My web app is going to have two types of users that are 100% different - in fields, functions, and purpose on the site. The purpose of one type of user is to post blogs, and the purpose of the other is to read them and "follow" the posters.
The ONLY stuff they have in common are the need for an id, email, password and a couple other bits of meta data such as date joined, etc.
Should I attempt to stem them from the same account table, or make one table for each?
NOTES
-One potential thing to think about is that, to prevent user confusion, I think emails between the two types of accounts should be unique.
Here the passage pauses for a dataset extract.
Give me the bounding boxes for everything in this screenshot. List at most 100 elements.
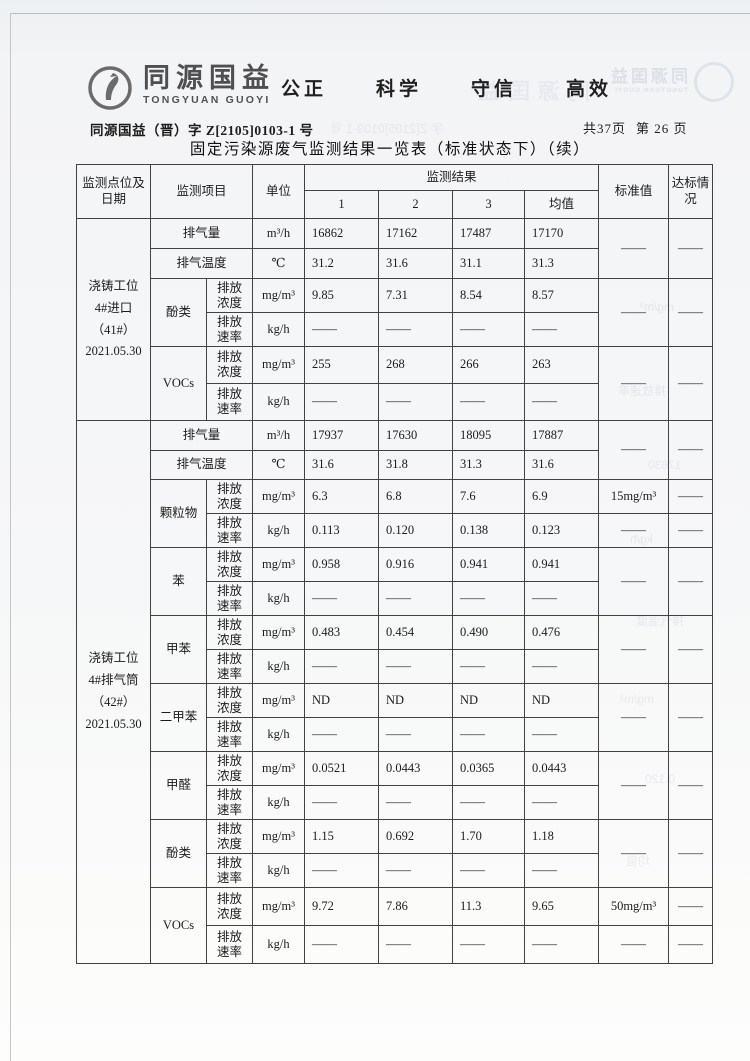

-Readers and Authors will have different sets of data that will need to be stored about them aside from the normal "account" meta data.
I would separate them.
TABLE User {
id
email
password
salt
created
modified
}
TABLE follower {
user_id
...
}
TABLE author {
user_id
...
}
Over time your application will grow. Perhaps now you have two destinct roles - but it may change in the future. You may have authors that also follow other authors, or followers that are "upgraded" to authors. You might also start adding other "roles" and want something like this:
TABLE user_role {
user_id
role_id
}
TABLE role {
id
name
}
Define "user". If a user is somebody who has registered him or herself on your site, using an e-mail address, password and nickname, and who can log on, then stick everyone in the users
table.
The things users can or can not do on a site does not differ for a user. It's their permissions that are different. Map permissions to users in a separate table. Don't create a table for each type of user.
Otherwise, when you're adding a new kind of permission in the future, you don't have to add a new table for that type of user (and alter all (sql) code that handles with users: logging in, resetting passwords, and so on). You just add a new type of permission, and map that to their respective users.